The book of “The major problems on the history of American Sexuality” by Kathy Peiss is a book that explores the history of sexuality in the United States. The author of the book maintains that the book does not view the U.S as not progressive jump from repression to freedom. Instead, Sexuality has been concomitantly remolded in every phase in a manner that reflects the dictates of economics, the structure of the family and lastly on political grounds. This interpretive framework lends coherence to sweeping surveyed individuals with anti-prostitution crusaders and free love advocates, as well as vice cops and sexologists.
In this book Kathy, Peiss, (pp, 6) has done a very encouraging work of writing and aiding with the presentation of an accurate description of sexual practices in United States of America as well as including the general historical perception. This book also represents an obvious but extremely complicated undertaking. According to the perception in the early America, it was believed that the deterrent to pre-marital sex was the fear of unwanted pregnancies and the consequences that are associated with the social set up.
Nevertheless, it is worth noting that sexual desire was always there for both men and women, regardless of the social class or how people relate to one another. Restrictions over casual sex were based on the willingness of the family and the general control of the community. Sex before marriage was not permitted to be done by just anybody. This was considered as sacred and was only allowed to those who are married but with the aim of procreating. This book expresses the knowledge concerning how sex was to be practiced in the community in general. In practice however, this sexual taboo was mostly applied to women in the United States but contrary to this women had choice of doing or not engaging into this field.

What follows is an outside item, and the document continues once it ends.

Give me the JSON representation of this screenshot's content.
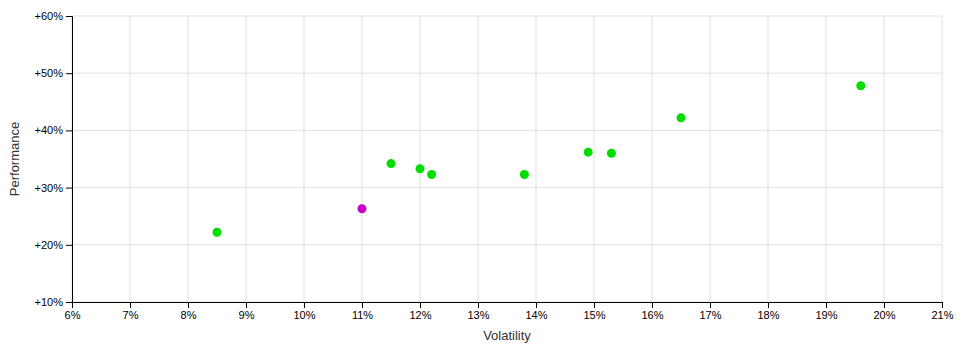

In the book we also find that in 1915, a woman announced that she was returning to America to surrender and stand trial on the charges against her. But we also notice that as soon as the courts heard of this, all charges against the woman were dropped; the bureaucrats feared her like no other woman. Sexuality is revealed to be one of the things that best suit the adults and in that case, in the American society sex was treated as a sacred thing that anyone could not engage into.
The book also reveals that for the first time in the history of the American society, women got reliable birth control devices, and could begin to enjoy sex outside of marriage, without fear, just as surely as men did. By the end of the century, which came with the need of leveling sexual playing field, female counterparts were looking for means of being treated as required. The two World Wars, one in 1914 and the other in 1941, would provide the answers for the women whether to engage in this field of sexuality (Kathy, Peiss, pp, 12).
The book also gives a comprehensive analysis of the History of sexuality in the American society. The author brings this out clearly through an engaging and thoughtful style of narrative. The book can really be useful to the professional researchers as well as historians since it entails all the required or existing literature review. Nonetheless, it will also prove to be quite interesting even to the casual reader.
Basically, the book itself presents to the reader a broad descriptive introduction to the history of sexuality and reproduction draining from the phase of colonialists to the current undertakings. The book also provides a clear argument that is well established and transitioned. Through the author, we come to realize that sexuality in the colonial phase did go through various phases and in that context the writer indicates that it went through three distinct phases.
It begins by the first era which we are told that is in the family governed sexuality in the colonial era to a more personalized but conservative sexuality in the 19th Century and lastly to our era of comparative sexual freedom. The last era we are told by the writer that it is often ruled by consumerist values or code of conduct in the 20th Century. Apart from all the things that have been discussed above concerning the book, it clear through the language used by the writer that the book is also easy to understand and simply fun to read.
The book also uses the language that might be considered objectionable by some, but the words used by the writer appear to have already been used by other authors from contemporary historical sources. In this manner, the author aims at presenting to the author the image that sexuality was viewed in the past. This is one of the best books that discuss the theme of sexuality in the gone era and in the present context (Kathy, Peiss, pp, 76).
Lastly, I would wish to conclude by saying that the book represents an irony of historical writing is that sexuality one of the most important factors in everyone’s lives is perhaps the least discussed. The book also discusses gender relations, the purpose of sexual intercourse and the meaning of marriage which is considered to shape the daily lives of many adults, but in contrast most historians are usually ignorant of such issues. Now, this kind of oversight is rectified by an excellent survey of sexuality in the American society from colonial days to the 1980s. The commercialization of sex, the use of sex and a means of social control and the search for its place in the lives of people generally have been presented in this book and readability.